Uvira : PAM, FAO et Croix-Rouge organisent l’atelier sur les alertes avant catastrophes naturelles
Dans une région souvent meurtrie par les inondations, les glissements de terrain et les crises humanitaires, les habitants d’Uvira ont décidé de ne plus subir, mais d’agir.
Du 20 au 21 octobre 2025, les représentants des Comités Communautaires de Gestion des Systèmes d’Alerte Précoce (CCGSAP) se sont réunis dans les locaux du PAM et de la FAO pour renforcer leurs capacités à prévenir les catastrophes et à alerter efficacement les populations à risque.
Cet atelier, organisé dans le cadre du projet « Grands Lacs Préparation aux catastrophes : innovations pionnières dans la gestion des risques tenant compte des conflits » (2024), mis en œuvre par le consortium PAM,FAO,Croix-Rouge, marque un tournant pour relier la connaissance locale à la réponse humanitaire internationale.

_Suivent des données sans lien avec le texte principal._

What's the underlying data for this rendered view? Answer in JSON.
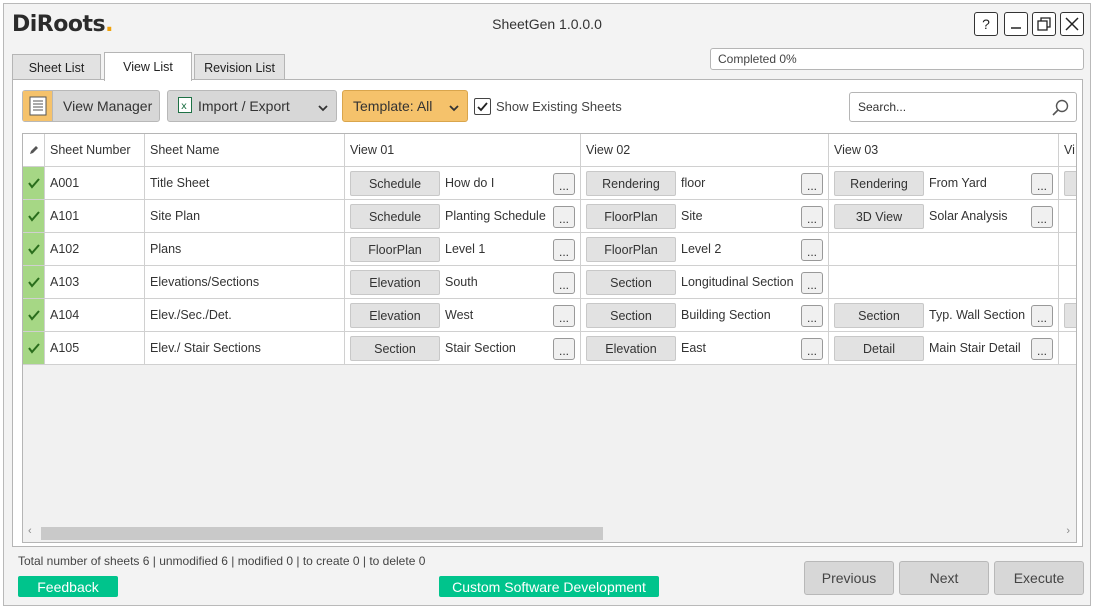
{
  "app": {
    "logo_text": "DiRoots",
    "title": "SheetGen 1.0.0.0",
    "window_controls": {
      "help": "?",
      "minimize": "–",
      "restore": "❐",
      "close": "✕"
    }
  },
  "tabs": [
    {
      "label": "Sheet List",
      "active": false
    },
    {
      "label": "View List",
      "active": true
    },
    {
      "label": "Revision List",
      "active": false
    }
  ],
  "progress": {
    "text": "Completed 0%",
    "value": 0
  },
  "toolbar": {
    "view_manager_label": "View Manager",
    "import_export_label": "Import / Export",
    "template_label": "Template: All",
    "show_existing_label": "Show Existing Sheets",
    "show_existing_checked": true,
    "search_placeholder": "Search..."
  },
  "grid": {
    "columns": [
      "",
      "Sheet Number",
      "Sheet Name",
      "View 01",
      "View 02",
      "View 03",
      "Vi"
    ],
    "rows": [
      {
        "number": "A001",
        "name": "Title Sheet",
        "v1": {
          "type": "Schedule",
          "name": "How do I"
        },
        "v2": {
          "type": "Rendering",
          "name": "floor"
        },
        "v3": {
          "type": "Rendering",
          "name": "From Yard"
        },
        "v4": true
      },
      {
        "number": "A101",
        "name": "Site Plan",
        "v1": {
          "type": "Schedule",
          "name": "Planting Schedule"
        },
        "v2": {
          "type": "FloorPlan",
          "name": "Site"
        },
        "v3": {
          "type": "3D View",
          "name": "Solar Analysis"
        },
        "v4": false
      },
      {
        "number": "A102",
        "name": "Plans",
        "v1": {
          "type": "FloorPlan",
          "name": "Level 1"
        },
        "v2": {
          "type": "FloorPlan",
          "name": "Level 2"
        },
        "v3": null,
        "v4": false
      },
      {
        "number": "A103",
        "name": "Elevations/Sections",
        "v1": {
          "type": "Elevation",
          "name": "South"
        },
        "v2": {
          "type": "Section",
          "name": "Longitudinal Section"
        },
        "v3": null,
        "v4": false
      },
      {
        "number": "A104",
        "name": "Elev./Sec./Det.",
        "v1": {
          "type": "Elevation",
          "name": "West"
        },
        "v2": {
          "type": "Section",
          "name": "Building Section"
        },
        "v3": {
          "type": "Section",
          "name": "Typ. Wall Section"
        },
        "v4": true
      },
      {
        "number": "A105",
        "name": "Elev./ Stair Sections",
        "v1": {
          "type": "Section",
          "name": "Stair Section"
        },
        "v2": {
          "type": "Elevation",
          "name": "East"
        },
        "v3": {
          "type": "Detail",
          "name": "Main Stair Detail"
        },
        "v4": false
      }
    ],
    "dots_label": "..."
  },
  "footer": {
    "summary": "Total number of sheets 6 | unmodified 6 | modified 0 | to create 0 | to delete 0",
    "feedback_label": "Feedback",
    "custom_dev_label": "Custom Software Development",
    "previous_label": "Previous",
    "next_label": "Next",
    "execute_label": "Execute"
  },
  "colors": {
    "accent_orange": "#f5c26b",
    "status_green": "#a6d785",
    "brand_green": "#00c48c"
  }
}
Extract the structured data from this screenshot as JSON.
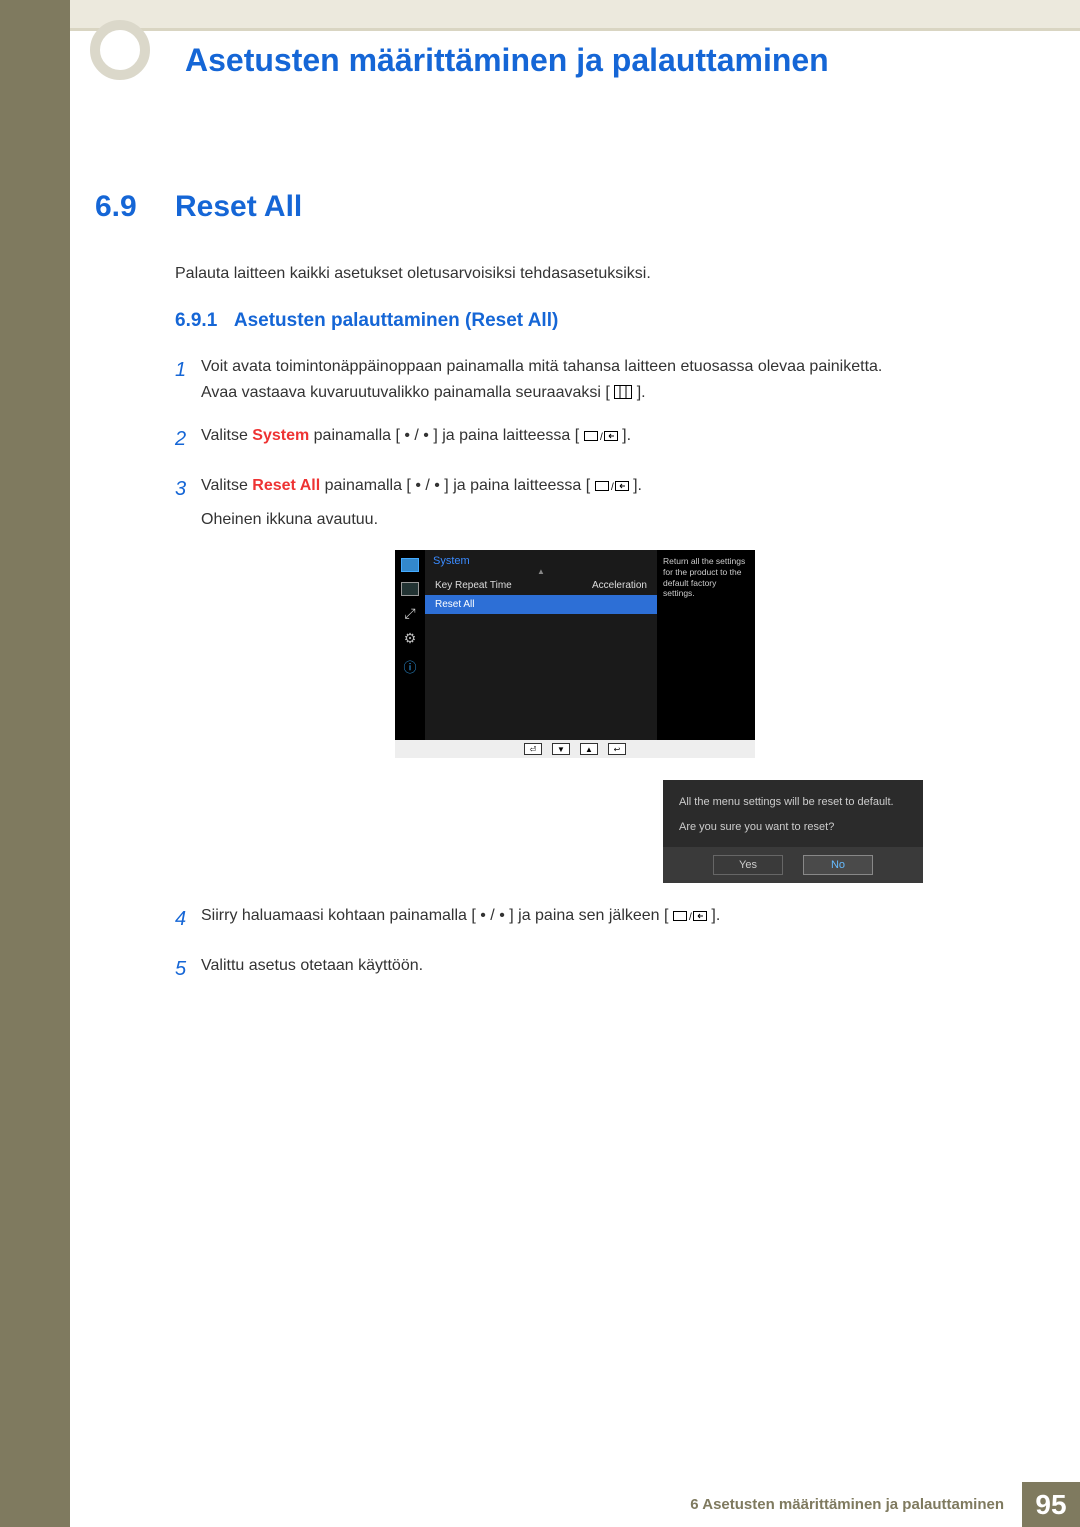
{
  "chapter_title": "Asetusten määrittäminen ja palauttaminen",
  "section": {
    "number": "6.9",
    "title": "Reset All",
    "intro": "Palauta laitteen kaikki asetukset oletusarvoisiksi tehdasasetuksiksi."
  },
  "subsection": {
    "number": "6.9.1",
    "title": "Asetusten palauttaminen (Reset All)"
  },
  "steps": {
    "s1": {
      "n": "1",
      "line1": "Voit avata toimintonäppäinoppaan painamalla mitä tahansa laitteen etuosassa olevaa painiketta.",
      "line2_pre": "Avaa vastaava kuvaruutuvalikko painamalla seuraavaksi [",
      "line2_post": "]."
    },
    "s2": {
      "n": "2",
      "pre": "Valitse ",
      "hl": "System",
      "mid": " painamalla [ • / • ] ja paina laitteessa [",
      "post": "]."
    },
    "s3": {
      "n": "3",
      "pre": "Valitse ",
      "hl": "Reset All",
      "mid": " painamalla [ • / • ] ja paina laitteessa [",
      "post": "].",
      "after": "Oheinen ikkuna avautuu."
    },
    "s4": {
      "n": "4",
      "pre": "Siirry haluamaasi kohtaan painamalla [ • / • ] ja paina sen jälkeen [",
      "post": "]."
    },
    "s5": {
      "n": "5",
      "text": "Valittu asetus otetaan käyttöön."
    }
  },
  "osd": {
    "menu_title": "System",
    "item1_label": "Key Repeat Time",
    "item1_value": "Acceleration",
    "item2_label": "Reset All",
    "help_text": "Return all the settings for the product to the default factory settings."
  },
  "dialog": {
    "line1": "All the menu settings will be reset to default.",
    "line2": "Are you sure you want to reset?",
    "yes": "Yes",
    "no": "No"
  },
  "footer": {
    "chapter_label": "6 Asetusten määrittäminen ja palauttaminen",
    "page": "95"
  }
}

L’organisation Appui au Développement de l’Enfant en Détresse (ADED), engagée depuis plusieurs années dans la résilience inclusive, y a présenté son approche de mise en œuvre du Système Communautaire d’Alerte Précoce (SCAP). Celle-ci repose sur trois leviers essentiels ,Coordination communautaire des actions de prévention et de communication,Outils locaux de suivi en temps réel,Indicateurs déclencheurs basés sur les précipitations et les risques d’inondation.
Mais le véritable impact de cette rencontre dépasse la théorie. Trois communes, Kalundu, Mulongwe et Kavimvira ont désormais intégré le dispositif SCAP, avec des relais communautaires capables de transmettre les alertes en quelques minutes.
“Nous ne voulons plus compter les morts après la catastrophe. Nous voulons agir avant qu’elle ne frappe”, a déclaré un chef de quartier participant.
Cette nouvelle dynamique traduit une prise de pouvoir citoyenne sur la sécurité collective : les habitants deviennent les premiers acteurs de leur propre protection. Grâce à l’appui technique d’ADED et au soutien financier de CBM, la résilience ne se conçoit plus seulement comme un mot des bailleurs, mais comme une compétence locale partagée.
En consolidant les liens entre autorités locales, organisations humanitaires et communautés de base, cette formation inaugure une ère nouvelle celle d’un Uvira capable non seulement de réagir, mais d’anticiper.
“Chaque alerte bien transmise est une vie potentiellement sauvée”, résume l’esprit de cette initiative, qui illustre parfaitement le journalisme d’impact : raconter non pas la catastrophe, mais la capacité des communautés à l’empêcher.